The strength of Behe’s argument can be judged in part by the responses of his critics. The neo-Darwinists have had ten years to respond and have so far mustered only vague stories about natural selection building irreducibly complex systems (like the flagellar motor) by “coopting” simpler functional parts from other systems. For example, some of Behe’s critics, such as Kenneth Miller of Brown University, have suggested that the flagellar motor might have arisen from the functional parts of other simpler systems or from simpler subsystems of the motor. He and others have pointed to a tiny molecular syringe called a type III secretory system (or TTSS) – that is sometimes found in bacteria without the other parts of the flagellar motor present – to illustrate this possibility. Since the type III secretory system is made of ten or so proteins that are also found in the thirty-protein motor, and since this tiny pump does perform a function, Professor Miller (2004: 81-97) has intimated13 that the bacterial flagellar motor might have arisen from this smaller pump.

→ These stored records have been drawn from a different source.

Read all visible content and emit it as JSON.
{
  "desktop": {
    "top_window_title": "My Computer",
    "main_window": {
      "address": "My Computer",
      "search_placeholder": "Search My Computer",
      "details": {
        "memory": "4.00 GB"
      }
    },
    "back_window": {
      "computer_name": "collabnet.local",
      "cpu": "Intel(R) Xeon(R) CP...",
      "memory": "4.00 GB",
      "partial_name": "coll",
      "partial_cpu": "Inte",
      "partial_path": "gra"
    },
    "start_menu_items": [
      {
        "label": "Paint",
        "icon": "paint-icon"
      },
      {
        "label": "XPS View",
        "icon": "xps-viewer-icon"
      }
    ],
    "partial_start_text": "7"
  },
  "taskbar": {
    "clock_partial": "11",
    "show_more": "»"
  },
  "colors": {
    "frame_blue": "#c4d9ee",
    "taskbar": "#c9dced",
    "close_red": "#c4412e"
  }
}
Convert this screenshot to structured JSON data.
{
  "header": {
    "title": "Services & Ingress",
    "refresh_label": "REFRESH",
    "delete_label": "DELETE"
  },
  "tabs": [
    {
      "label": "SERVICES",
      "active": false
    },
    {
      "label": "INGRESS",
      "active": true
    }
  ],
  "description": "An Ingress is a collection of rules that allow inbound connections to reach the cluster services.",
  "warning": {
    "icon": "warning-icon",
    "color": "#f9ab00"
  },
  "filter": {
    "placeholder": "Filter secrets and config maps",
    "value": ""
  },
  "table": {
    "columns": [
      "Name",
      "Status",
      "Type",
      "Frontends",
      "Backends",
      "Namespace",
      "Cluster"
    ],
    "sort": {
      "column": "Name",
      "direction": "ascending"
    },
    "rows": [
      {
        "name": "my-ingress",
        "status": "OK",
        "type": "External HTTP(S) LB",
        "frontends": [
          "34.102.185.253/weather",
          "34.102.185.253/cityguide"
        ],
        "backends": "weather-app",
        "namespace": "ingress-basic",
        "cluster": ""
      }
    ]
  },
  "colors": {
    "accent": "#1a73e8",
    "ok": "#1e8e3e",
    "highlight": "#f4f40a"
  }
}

While it’s true that the type III secretory system can function separately from the other parts of the flagellar motor, attempts to explain the origin of the flagellar motor by co-option of the TTSS face at least three key difficulties. First, the other twenty or so proteins in the flagellar motor are unique to it and are not found in any other bacterium. This raises the question: from where were these other protein parts co-opted? Second, as microbiologist Scott Minnich (Minnich and Meyer 2004: 295-304) of the University of Idaho points out, even if all the genes and protein parts were somehow available to make a flagellar motor during the evolution of life, the parts would need to be assembled in a specific temporal sequence similar to the way an automobile is assembled in factory. Yet, in order to choreograph the assembly of the flagellar motor, present-day bacteria need an elaborate system of genetic instructions as well as many other protein machines to regulate the timing of the expression of these assembly instructions. Arguably, this system is itself irreducibly complex. Thus, advocates of cooption tacitly presuppose the need for the very thing that the co-option hypotheses seek to explain: a functionally interdependent system of proteins (and genes). Co-option only explains irreducible complexity by presupposing irreducible complexity. Third, analyses of the gene sequences of the two systems (Saier 2004: 113-115) suggest that the flagellar motor arose first and the pump came later. In other words, if anything, the syringe evolved from the motor, not the motor from the syringe. (See Behe 2006b: 255-272 for Behe’s response to his critics.)
An Institutional Home
In the same year, 1996, that Behe’s book appeared, the Center for Science and Culture was launched as part of the Seattle-based Discovery Institute. The Center began with a research fellowship program to support the research of scientists and scholars such as Michael Behe, Jonathan Wells and David Berlinski who were challenging neo-Darwinism or developing the alternative theory of intelligent design. The Center has now become the institutional hub for an international groups of scientists and scholars who are challenging scientific materialism or developing the theory of intelligent design.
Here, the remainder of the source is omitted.